How much is the Indian economy likely to grow by? This remains a moot question, especially in the wake of the recently released GDP estimates. A perusal of the RBI’s recently released Forward Looking Surveys may provide an important lens into what we can expect in the near future. In particular, three of these surveys, focussing on consumer confidence, business expectations and the demand conditions in the manufacturing sector, merit attention.
The main drivers of growth in an economy are domestic consumption and investment. With India being largely a consumption-driven economy, consumption spending must grow to drive overall growth. Consumer spending depends to a large extent on growth in disposable incomes. However, an important factor, which is often overlooked is consumer confidence regarding the general economic situation captured in consumers’ perceptions and expectations.
Negative perceptions lead to negative consumer sentiments, which are likely to halt consumer spending — a major lever for growth in India, accounting for 56 per cent of GDP. An index of such perceptions is the Consumer Confidence Index (CCI), which may indicate either consumer pessimism (if less than 100) or optimism (if above 100) regarding the general economic situation, price levels, consumers’ own incomes, employment and spending. Thus, such an index indicates consumers’ attitude to consume less or vice-versa.
The RBI’s survey of consumer confidence is fairly broad-based, covering 13 major cities and comprising 5,347 responses on households’ perceptions and expectations on the general economic situation, the employment scenario, the overall price situation and their own income and spending.
The latest RBI survey indicates that the current CCI (at 96.7) continues to remain below 100, even two years after the disruptions to the economy through demonetisation, and later through the imposition of the Goods and Services Tax (GST). This indicates the persistence of a pessimistic situation, despite a small (2.8 points) increase in the index between November and December 2018.
Consumers, however, expect the future to be rosier. Interestingly though, their expectations regarding future spending one year hence, seems to have deteriorated between November 2018 and December 2018. Also, despite the Consumer Price Index being at a low of 2.19 per cent in December 2018, consumers’ expectations regarding the price situation one year hence remained negative.
Another important growth driver is investment expenditure, especially in the manufacturing sector.
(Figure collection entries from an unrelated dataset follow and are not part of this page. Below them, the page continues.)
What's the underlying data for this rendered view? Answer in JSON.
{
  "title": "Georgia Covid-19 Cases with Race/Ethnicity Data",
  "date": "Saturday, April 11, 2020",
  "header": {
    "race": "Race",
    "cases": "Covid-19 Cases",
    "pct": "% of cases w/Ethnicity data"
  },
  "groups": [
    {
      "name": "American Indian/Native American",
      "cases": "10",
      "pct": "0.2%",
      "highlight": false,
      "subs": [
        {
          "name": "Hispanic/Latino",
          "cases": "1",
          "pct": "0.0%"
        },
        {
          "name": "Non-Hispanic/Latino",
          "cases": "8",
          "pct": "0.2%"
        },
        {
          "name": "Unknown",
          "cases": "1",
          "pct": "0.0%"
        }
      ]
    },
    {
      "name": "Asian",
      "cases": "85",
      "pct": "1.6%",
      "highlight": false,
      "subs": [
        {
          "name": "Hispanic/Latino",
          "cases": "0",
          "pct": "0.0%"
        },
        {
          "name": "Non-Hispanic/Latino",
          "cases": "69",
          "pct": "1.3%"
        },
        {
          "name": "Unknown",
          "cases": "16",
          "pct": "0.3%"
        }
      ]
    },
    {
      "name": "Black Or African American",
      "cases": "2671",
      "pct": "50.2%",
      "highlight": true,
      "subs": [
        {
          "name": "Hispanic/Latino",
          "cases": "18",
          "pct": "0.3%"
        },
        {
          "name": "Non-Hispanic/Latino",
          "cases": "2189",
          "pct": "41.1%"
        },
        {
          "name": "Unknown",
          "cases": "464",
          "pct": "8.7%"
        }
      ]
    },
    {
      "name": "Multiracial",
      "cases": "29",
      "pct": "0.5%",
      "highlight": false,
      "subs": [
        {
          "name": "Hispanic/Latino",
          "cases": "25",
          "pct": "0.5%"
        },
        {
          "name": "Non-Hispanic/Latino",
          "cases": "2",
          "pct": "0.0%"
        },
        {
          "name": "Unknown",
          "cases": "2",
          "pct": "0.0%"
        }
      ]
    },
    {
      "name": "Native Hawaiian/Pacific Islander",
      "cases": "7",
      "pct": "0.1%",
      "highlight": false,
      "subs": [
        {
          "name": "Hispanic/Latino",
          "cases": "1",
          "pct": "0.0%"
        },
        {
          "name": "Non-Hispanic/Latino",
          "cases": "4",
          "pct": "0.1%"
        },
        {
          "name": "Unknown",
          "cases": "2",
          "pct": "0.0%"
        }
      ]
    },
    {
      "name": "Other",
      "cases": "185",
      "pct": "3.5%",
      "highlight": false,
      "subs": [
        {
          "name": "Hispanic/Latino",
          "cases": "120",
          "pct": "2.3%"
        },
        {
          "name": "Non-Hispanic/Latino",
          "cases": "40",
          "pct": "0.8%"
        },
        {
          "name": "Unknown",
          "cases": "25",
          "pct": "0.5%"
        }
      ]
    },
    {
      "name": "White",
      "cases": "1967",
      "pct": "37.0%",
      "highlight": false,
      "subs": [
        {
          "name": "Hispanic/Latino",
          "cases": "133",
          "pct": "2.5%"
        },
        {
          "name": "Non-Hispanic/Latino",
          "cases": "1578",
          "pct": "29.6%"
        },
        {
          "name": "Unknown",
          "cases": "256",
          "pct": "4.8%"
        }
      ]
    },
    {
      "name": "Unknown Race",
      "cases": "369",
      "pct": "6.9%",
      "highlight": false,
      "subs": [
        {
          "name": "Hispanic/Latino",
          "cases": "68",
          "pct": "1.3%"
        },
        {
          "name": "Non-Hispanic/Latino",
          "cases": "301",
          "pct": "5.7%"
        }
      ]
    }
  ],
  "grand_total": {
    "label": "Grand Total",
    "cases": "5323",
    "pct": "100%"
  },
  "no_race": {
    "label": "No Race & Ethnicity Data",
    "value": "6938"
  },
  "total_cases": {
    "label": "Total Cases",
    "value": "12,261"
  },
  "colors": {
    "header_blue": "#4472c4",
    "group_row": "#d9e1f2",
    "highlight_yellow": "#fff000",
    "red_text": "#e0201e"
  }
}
The rate hikes/cuts by the RBI have dominated public discussion in the last few quarters, especially since the RBI adopted a policy stance of calibrated tightening since October 2018. In doing so, it effectively ruled out any further possibilities of rate cuts in the near future, leading to government unease.
However, what is lost sight of is that the investment function is only partly dependent on interest rates. Investments are as much driven by business sentiments as by the rate of interest.
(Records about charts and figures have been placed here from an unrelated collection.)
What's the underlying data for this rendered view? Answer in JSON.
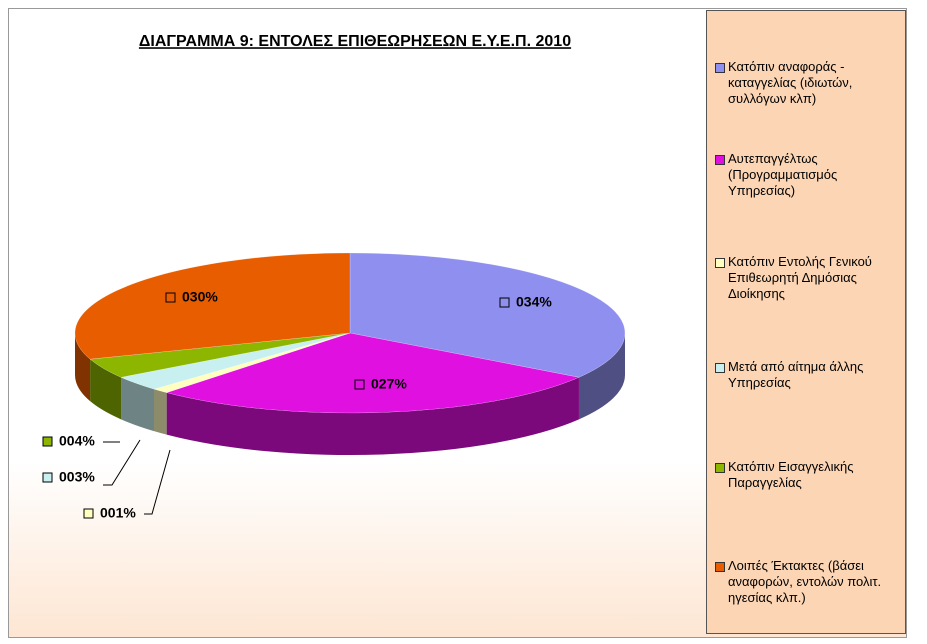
{
  "chart_data": {
    "type": "pie",
    "title": "ΔΙΑΓΡΑΜΜΑ 9: ΕΝΤΟΛΕΣ ΕΠΙΘΕΩΡΗΣΕΩΝ Ε.Υ.Ε.Π. 2010",
    "categories": [
      "Κατόπιν αναφοράς - καταγγελίας (ιδιωτών, συλλόγων κλπ)",
      "Αυτεπαγγέλτως (Προγραμματισμός Υπηρεσίας)",
      "Κατόπιν Εντολής Γενικού Επιθεωρητή Δημόσιας Διοίκησης",
      "Μετά από αίτημα άλλης Υπηρεσίας",
      "Κατόπιν Εισαγγελικής Παραγγελίας",
      "Λοιπές Έκτακτες (βάσει αναφορών, εντολών πολιτ. ηγεσίας κλπ.)"
    ],
    "values": [
      34,
      27,
      1,
      3,
      4,
      30
    ],
    "value_labels": [
      "034%",
      "027%",
      "001%",
      "003%",
      "004%",
      "030%"
    ],
    "colors": [
      "#8f8fef",
      "#e010e0",
      "#ffffc0",
      "#c8f0f0",
      "#8db600",
      "#e85d00"
    ],
    "legend": "right"
  }
}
The business sentiments in India are reflected in two indices — the Business Assessment Index (BAI) and the Business Expectations Index (BEI). Values of these indices can range between zero and 200, with values less than 100 indicating contraction and those above 100 indicating expansion.
The business sentiments, as assessed from responses of 1,267 companies, appear to be positive, with both BAI and BEI above 100. However, the current situation seems to have deteriorated between Q3 2017-18 and Q3 2018-19, from 109.8 to 107.1, while the business expectations seem to have only marginally increased in the same period from 115 to 116.2.
More importantly, a majority of the companies surveyed expected ‘no change’ in multiple business health indicators for Q4 2018-19, including production, order book, capacity utilisation, employment outlook, overall financial situation, cost of finance and raw materials, profits and the overall business situation. In the absence of expectations regarding significant increases in, among others, production and order book, business units, especially in the small and medium sector, may not invest in capacity.
The demand for the manufacturing sector is an equally important metric to trace in the Indian context. A back-of-the-envelope calculation indicates that while capacity utilisation in manufacturing has increased in the last quarter, it was much lower during 2014-2018, at 73.1, than the average figure in the period 2010-2014, at 76.2. New orders have actually fallen in Q2 2018-19. It is clear that the demand for the manufacturing sector is not quite as high, despite the government’s well-intentioned ‘Make in India’ programme.
What is clear, therefore, is: Perception drives reality. If consumers and businesses expect ‘no change’ or ‘de-growth’, the promised growth will remain a chimera. History is replete with examples, such as the US recessions of the early 1990s or even 2000 which were caused by a dip in consumer confidence and business sentiments, respectively. These are leading indicators of future developments in an economy. Reading these signs better and paying heed to people’s expectations would be important for the government to get its game right going forward.
The writer is Professor of Economics at SP Jain Institute of Management & Research, Mumbai. The views are personal.